Bibelessay zu 1. Korintherbrief 1, 4 – 9

Die Stadt Korinth war etwa 100 Jahre alt, als Paulus dort im Jahr 50 und 51 lebte und missionierte. Seit Paulus die Gemeinde in Korinth verlassen hatte waren viele Missstände eingerissen, die ihm nicht gefielen.

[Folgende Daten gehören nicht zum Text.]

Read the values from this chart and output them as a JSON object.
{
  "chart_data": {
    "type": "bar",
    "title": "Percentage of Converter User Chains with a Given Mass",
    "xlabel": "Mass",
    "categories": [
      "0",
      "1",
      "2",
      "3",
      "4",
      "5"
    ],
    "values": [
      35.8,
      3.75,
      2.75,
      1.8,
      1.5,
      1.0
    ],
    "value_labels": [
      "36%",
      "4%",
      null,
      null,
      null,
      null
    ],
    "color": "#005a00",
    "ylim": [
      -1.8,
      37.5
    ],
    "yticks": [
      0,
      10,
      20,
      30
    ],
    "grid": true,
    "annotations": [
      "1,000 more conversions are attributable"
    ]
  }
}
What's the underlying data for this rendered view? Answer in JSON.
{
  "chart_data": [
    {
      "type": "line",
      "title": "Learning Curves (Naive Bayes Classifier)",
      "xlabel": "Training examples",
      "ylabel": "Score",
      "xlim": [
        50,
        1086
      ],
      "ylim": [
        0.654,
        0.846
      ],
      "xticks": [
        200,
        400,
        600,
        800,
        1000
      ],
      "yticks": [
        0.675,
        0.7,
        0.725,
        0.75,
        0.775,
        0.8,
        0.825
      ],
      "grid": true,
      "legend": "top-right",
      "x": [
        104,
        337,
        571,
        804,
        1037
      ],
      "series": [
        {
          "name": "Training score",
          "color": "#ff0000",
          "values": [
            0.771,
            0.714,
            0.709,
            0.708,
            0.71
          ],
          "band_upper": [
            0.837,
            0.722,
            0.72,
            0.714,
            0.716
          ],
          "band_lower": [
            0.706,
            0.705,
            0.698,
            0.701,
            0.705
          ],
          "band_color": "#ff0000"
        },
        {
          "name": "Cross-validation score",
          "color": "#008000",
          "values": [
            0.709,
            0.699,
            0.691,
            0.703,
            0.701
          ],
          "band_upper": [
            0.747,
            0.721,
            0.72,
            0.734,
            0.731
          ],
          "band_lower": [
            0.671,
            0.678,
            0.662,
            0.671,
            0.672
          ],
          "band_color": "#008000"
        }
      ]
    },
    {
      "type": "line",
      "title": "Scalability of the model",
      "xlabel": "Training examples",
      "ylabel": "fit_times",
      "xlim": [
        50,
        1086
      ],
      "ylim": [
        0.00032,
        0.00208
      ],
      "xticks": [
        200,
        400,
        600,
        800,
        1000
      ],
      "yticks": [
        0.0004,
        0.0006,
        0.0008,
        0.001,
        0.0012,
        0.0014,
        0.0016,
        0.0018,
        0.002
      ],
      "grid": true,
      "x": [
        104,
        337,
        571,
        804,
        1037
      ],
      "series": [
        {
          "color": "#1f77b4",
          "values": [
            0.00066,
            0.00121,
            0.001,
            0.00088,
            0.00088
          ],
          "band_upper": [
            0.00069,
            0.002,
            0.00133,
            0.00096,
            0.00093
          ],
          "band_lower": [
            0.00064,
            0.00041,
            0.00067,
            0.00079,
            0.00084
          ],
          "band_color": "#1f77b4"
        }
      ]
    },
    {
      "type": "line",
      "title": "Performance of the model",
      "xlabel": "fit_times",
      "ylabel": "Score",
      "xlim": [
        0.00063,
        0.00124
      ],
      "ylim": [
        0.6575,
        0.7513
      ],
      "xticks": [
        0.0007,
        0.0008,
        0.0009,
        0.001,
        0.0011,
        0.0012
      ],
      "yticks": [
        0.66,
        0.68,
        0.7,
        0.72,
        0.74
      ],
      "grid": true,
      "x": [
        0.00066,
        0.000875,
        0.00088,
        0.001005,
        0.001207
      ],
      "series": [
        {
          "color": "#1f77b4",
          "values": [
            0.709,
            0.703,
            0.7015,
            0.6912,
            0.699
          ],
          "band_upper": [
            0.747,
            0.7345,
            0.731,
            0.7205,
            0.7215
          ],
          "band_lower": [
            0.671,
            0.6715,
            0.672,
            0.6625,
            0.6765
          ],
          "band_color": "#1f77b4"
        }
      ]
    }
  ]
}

Die Brüder und Schwestern dort verhielten sich in vielen Punkten keineswegs nach seinen Vorstellungen von gelungenem Christsein. Streitereien und überhebliches Verhalten führten zu Rücksichtslosigkeit und Lieblosigkeit. Die wohlhabende Minderheit in der Gemeinde achtete nicht auf die Bedürfnisse der Ärmeren. Soziale Gegensätze waren besonders in der Gemeindeversammlung und bei der Feier des Abendmahls zu spüren.

Ingrid Bachler
ist Oberkirchenrätin der evangelisch-lutherischen Kirche in Österreich

Paulus sieht das Positive

Was schreibt Paulus der Gemeinde in Korinth? Wie spricht er die Konflikte an? Er beginnt seinen Brief mit einem überschwänglichen Dank und Lob für die Gemeinde. Wenige Sätze später kommt er zum Eigentlichen. Verschiedene Gruppen haben sich gegründet und streiten, wer das Christsein besser verstanden hat. Paulus will ihnen Orientierung geben mit einem klaren Blick auf die wesentlichen Punkte des Glaubens. Und, wie meist in seinen Briefen, schließt er am Ende sehr versöhnlich: „Alles, was ihr tut, geschehe in der Liebe“, lässt er sie wissen.

Auffällig ist, dass sich der Dank in der Brieferöffnung nicht an die Korintherinnen und Korinther richtet, sondern an Gott. Paulus dankt Gott für die vielen guten Seiten, die er bei den Menschen in der Gemeinde vorgefunden hat. Er sieht das Positive, die Möglichkeiten und Chancen, ohne die klärenden Worte anschließend vermissen zu lassen.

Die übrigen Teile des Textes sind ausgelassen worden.